Thursday, May 31, 2012

You will never be me ;)

I feel bad for you,
because you truly think that second best feels good,
or something like that...
But darling,
I hate to break it to you.
You will Never Be Me.

I am beautiful, thin, charismatic
Joyful, carefree, engaging.
Many envy me for my intelligence  - my personality, and my looks.
I am strong, and strong willed and I always get what I want.
So when I give something up, and you try to scoop it up like a dog begging at a table for scraps...
I feel bad for you.

I stand tall, I'm confident, I see the best in everything,
I am truthful in ways that most don't understand.
I have the world going for me and more.
I respect myself, hence my decisions.
I respect others, which seems to be a foreign ideal to you.

I will do things in my life, and love those who are in it.
I will see the world, while you are stuck inside your self consuming bubble.

How does it feel to be second best?
On the back burner?
I will always be chosen over you.
It's happened time and time again,
and I truly feel bad that you think you are something special.
If something special is hidden, a secret, and constantly talked shit about and thrown under the bus... then damn I must be confused.

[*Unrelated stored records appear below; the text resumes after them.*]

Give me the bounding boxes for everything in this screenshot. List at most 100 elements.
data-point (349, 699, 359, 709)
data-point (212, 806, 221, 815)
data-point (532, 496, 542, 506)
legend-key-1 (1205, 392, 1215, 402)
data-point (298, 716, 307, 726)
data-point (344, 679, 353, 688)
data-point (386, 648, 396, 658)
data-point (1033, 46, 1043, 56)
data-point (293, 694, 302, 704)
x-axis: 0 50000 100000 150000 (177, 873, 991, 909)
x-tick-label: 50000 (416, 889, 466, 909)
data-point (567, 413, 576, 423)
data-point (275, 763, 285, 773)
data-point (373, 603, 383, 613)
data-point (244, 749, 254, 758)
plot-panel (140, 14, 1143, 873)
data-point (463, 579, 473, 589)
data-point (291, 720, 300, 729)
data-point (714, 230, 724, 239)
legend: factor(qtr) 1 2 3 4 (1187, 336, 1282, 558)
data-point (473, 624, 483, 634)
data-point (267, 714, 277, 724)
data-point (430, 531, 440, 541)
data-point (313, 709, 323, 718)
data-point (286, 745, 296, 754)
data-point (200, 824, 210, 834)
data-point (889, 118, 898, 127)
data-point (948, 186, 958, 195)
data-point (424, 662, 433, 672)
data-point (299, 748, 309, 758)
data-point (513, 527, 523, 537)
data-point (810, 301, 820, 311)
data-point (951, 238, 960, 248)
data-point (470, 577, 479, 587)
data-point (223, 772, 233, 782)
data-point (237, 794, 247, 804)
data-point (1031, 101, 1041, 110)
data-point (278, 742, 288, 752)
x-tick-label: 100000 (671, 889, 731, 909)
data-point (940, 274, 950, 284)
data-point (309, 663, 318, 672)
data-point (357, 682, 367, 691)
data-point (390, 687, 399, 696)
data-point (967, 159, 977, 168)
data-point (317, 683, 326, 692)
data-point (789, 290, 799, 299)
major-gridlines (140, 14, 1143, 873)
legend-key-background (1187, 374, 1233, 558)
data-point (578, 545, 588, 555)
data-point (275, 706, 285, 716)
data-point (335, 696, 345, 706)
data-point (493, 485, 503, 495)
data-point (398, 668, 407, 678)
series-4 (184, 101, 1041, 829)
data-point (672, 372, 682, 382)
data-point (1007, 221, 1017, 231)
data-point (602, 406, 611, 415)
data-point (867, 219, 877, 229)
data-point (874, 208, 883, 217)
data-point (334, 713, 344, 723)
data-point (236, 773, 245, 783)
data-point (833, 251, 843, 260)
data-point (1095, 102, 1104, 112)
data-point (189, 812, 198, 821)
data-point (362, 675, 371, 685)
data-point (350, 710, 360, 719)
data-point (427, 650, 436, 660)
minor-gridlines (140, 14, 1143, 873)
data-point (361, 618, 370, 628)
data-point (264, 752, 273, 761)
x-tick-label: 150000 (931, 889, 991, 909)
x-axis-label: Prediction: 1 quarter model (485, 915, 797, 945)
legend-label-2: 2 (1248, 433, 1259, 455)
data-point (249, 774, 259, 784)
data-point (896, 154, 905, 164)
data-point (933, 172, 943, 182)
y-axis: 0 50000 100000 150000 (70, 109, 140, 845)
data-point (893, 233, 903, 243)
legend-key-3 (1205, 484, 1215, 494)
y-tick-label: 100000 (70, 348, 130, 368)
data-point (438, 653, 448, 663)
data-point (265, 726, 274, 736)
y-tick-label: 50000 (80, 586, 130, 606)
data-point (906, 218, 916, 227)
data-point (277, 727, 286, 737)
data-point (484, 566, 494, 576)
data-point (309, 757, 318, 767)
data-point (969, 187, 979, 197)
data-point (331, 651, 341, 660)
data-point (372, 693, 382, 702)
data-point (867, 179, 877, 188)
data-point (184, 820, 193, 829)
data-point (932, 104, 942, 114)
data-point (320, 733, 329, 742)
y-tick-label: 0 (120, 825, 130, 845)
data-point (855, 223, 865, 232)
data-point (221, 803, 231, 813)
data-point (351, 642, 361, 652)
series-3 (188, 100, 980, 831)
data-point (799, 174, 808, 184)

I am the best she's ever had and will have.
I make her a better person.
You are not even in the same league,
but just a fun thrill.
If she ever is with you, don't doubt she's thinking of me
If she kisses you, when she closes her eyes she thinks of me,
and anything more than that, you can best believe she is thinking of me.
That's all.

At the end of the day, nobody can love her like me, or hold her like me, or do her as well as I can.
True Story.

I'd stop trying to hard if I were you, you are beginning to look desperate.